Todd: Politics need to stay out of scientific research. We need to cultivate critical thinking and media literacy; people must learn to question sources of information and seek out evidence-based insights. Engaging in open discussions about the importance of scientific research in health care can help demystify the process and counteract misinformation. We need to advocate for policies that protect the independence of research institutions, ensuring that scientific inquiry remains free from political influence. As a leader in mental health care, I emphasize the power of collaboration among professionals to create a unified voice that champions evidence-based practices. Supporting organizations that prioritize scientific integrity and promote public health initiatives can amplify our collective impact. By taking these steps, we can work together to safeguard the value of scientific research and ensure that it remains a cornerstone of effective health care delivery.
JP: Because science has become politicized, and it is not entirely obvious how to reverse that trend, people who care about these issues also need to become politically engaged. Regardless of where anyone falls on the political spectrum, I would wager that there are health care issues important to them — for example, that we all want to fight cancer and ensure better health outcomes for seniors in our communities. That means talking to your legislators about what issues you want to see addressed, and for professional physicians and other clinicians to talk about the importance of their work and what is lost when funding decreases.
David: We need a next generation of citizens who understand scientific practice and scientific institutions. We need citizen scientists, as well as professional ones. If we cultivate those, maybe, in twenty years, we won’t be making public health decisions based on whether we listen to one podcast guest or another.
Brooke: Science is often presented as neutral or objective. The sociology of science shows, however, that science is shaped, at every stage, by human choices and institutional contexts — from what topics are prioritized for funding, to which populations are included, to which variables are selected (e.g., individual-level vs. neighborhood vs. policy), to whether and how data are shared, to how results are interpreted and used to support or challenge existing systems. In that sense, science is always political. The danger today is not that science is becoming political — it always has been — but that it is becoming ideological.

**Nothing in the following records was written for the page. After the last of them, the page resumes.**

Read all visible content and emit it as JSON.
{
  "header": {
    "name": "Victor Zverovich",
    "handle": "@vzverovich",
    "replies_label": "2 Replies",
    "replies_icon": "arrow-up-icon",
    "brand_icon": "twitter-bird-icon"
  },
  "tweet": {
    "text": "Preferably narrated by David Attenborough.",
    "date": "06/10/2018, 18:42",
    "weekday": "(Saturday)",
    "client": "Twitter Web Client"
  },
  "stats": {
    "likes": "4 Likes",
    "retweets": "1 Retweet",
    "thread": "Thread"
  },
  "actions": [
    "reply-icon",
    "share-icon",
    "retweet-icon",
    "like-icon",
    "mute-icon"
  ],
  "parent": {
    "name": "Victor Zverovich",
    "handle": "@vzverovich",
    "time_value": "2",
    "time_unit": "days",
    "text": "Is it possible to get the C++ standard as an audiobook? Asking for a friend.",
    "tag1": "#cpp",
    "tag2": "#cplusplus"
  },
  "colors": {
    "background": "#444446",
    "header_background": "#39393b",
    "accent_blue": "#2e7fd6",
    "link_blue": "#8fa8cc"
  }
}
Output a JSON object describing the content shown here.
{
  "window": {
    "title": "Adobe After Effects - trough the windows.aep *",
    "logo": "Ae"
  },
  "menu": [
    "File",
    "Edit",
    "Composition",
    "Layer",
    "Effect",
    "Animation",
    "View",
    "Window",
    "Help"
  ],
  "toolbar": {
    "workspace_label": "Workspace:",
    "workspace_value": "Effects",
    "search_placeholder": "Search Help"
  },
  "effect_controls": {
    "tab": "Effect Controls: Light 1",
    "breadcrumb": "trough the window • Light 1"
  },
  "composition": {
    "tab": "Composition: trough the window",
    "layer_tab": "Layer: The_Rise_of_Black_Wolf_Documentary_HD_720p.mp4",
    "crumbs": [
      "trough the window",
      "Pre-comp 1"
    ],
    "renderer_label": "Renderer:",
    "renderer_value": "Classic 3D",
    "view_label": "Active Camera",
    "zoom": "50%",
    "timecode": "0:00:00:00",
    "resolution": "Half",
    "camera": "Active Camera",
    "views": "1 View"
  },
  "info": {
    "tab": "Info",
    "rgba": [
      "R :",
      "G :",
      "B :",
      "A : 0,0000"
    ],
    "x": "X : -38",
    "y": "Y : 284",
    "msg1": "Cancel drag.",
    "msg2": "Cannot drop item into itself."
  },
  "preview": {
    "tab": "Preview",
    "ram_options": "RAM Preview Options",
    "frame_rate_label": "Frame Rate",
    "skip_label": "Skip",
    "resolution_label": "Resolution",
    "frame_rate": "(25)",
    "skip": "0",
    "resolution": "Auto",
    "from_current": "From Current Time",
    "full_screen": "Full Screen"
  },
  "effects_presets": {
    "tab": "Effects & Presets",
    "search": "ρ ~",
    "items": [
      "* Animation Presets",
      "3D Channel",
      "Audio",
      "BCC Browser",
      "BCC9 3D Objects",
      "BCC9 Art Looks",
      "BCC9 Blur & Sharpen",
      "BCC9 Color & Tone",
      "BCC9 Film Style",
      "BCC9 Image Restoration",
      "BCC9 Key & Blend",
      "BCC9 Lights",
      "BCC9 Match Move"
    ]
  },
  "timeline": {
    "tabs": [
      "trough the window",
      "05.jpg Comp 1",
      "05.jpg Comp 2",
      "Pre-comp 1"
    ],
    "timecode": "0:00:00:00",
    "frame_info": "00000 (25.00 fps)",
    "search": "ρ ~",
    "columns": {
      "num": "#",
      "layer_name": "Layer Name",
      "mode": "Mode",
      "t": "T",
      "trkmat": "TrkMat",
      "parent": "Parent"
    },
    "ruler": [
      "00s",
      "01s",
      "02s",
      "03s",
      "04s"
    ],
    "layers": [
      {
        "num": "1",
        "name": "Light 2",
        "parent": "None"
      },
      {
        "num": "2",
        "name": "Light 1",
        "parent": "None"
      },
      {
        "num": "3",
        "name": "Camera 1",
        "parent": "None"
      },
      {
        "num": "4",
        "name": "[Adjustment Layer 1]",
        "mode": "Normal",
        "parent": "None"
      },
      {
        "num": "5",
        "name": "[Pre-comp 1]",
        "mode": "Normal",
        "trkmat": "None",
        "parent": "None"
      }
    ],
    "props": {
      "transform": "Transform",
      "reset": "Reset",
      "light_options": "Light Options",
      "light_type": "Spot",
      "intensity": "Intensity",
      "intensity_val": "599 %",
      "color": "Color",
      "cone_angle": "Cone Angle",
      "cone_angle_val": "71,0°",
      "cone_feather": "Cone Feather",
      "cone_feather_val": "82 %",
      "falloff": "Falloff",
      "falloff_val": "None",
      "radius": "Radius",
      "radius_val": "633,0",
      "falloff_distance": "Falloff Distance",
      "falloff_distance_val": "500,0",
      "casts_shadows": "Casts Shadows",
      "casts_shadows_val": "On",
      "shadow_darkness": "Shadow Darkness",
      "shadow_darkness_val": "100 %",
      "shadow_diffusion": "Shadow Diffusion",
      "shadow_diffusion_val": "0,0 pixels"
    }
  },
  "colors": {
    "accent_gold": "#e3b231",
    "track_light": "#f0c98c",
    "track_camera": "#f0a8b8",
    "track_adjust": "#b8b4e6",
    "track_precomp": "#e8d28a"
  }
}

When results are amplified or dismissed based on fit with a pre-existing narrative, when scientists fail to test competing hypotheses or ignore contradictory evidence, and when policymakers select experts based on their adherence to a particular worldview, spaces that were once scientific have become ideological. At its core, science is a practice that embodies transparency, openness, critique, reflection and correction. To guard against the infusion of ideology into scientific practice, we must zealously safeguard the norms and practices of science. It would also serve us well to be more upfront about ways that power has always shaped science.